NASCAR will not be implementing a rule ahead of its championship race weekend to prevent a driver from trying the wall-riding move Ross Chastain deftly executed on the final lap at Martinsville.
Chastain drove his car straight into the Turns 3 and 4 wall on the final lap and held the throttle wide open to qualify for the Cup Series title race on Sunday. The move gained Chastain five positions and his lap time was nearly two seconds faster than race winner Christopher Bell. It was also the fastest Cup Series lap ever at Martinsville and entirely a product of Chastain using the wall as his guide.
After the race, some drivers mused if what Chastain did at Martinsville could be replicated at Phoenix — the site of this weekend’s title race — and other tracks on the schedule. And on Tuesday, NASCAR vice president Steve O’Donnell effectively gave drivers in NASCAR’s top three series the green light to copycat Chastain if they want to try.
“Certainly within the rules, what he did, and was able to execute it,” O’Donnell said Tuesday on SiriusXM 90. “As with anything you see of the first time, you have to take a look. We’ve had a number of discussions internally about that move and all the what ifs but that’s within the rules and believe that’s where we’ll be for Phoenix as well and then something we can definitely evaluate in the offseason.”
💭 "It was a move that was within the bounds of the rulebook."
#NASCAR COO Steve O'Donnell told #TMDNASCAR that the video game move @RossChastain pulled was perfectly legal and that they "don't think it's right to adjust the rules" with one race left in 2022. pic.twitter.com/V2F8JREOCQ
— SiriusXM NASCAR Radio (Ch. 90) (@SiriusXMNASCAR) November 1, 2022
It makes sense that NASCAR wouldn’t rush to ban Chastain’s move this week. Any rule would likely be hasty and NASCAR officials likely don’t have enough time to hash out various scenarios and possible loopholes. Any rule of this nature is best implemented over the offseason with plenty of deliberation.

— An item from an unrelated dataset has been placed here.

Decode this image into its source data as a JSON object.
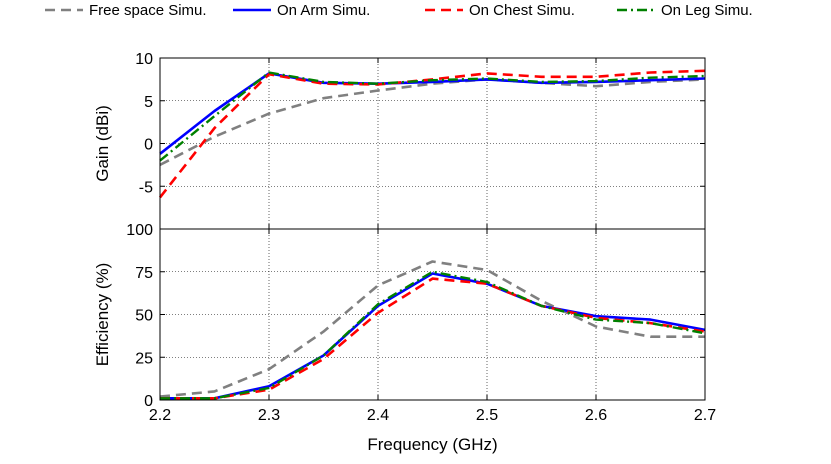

But O’Donnell’s stated reasoning for not implementing a rule ahead of Phoenix doesn’t hold up well to basic scrutiny from anyone with a working knowledge of how quickly and frequently rules change in NASCAR’s three series.
“Looking at it, it was a move that was within the bounds of the rule book and really don’t think it’s right to adjust the rules when, for 35 points races we’ve been one way and then throw a wrinkle in it for the 36th,” O’Donnell said.
Adding a rule to prevent the replication of Chastain’s move at Phoenix wouldn’t be out of the ordinary for a sanctioning body that has frequently made midseason changes when issues with the rules have come up. Just this year, NASCAR changed its in-race rules for damaged cars ahead of the playoffs.
And the 36th Cup Series race of the season is, by the nature of the playoffs, run on different terms than any other race during the postseason given its winner-take-all format. Plus different tracks have different rules. Drivers can run on the apron at tracks like Phoenix and Auto Club to gain time but they can’t do so at Daytona and Talladega. A temporary rule for Phoenix would hardly be a break in NASCAR precedent.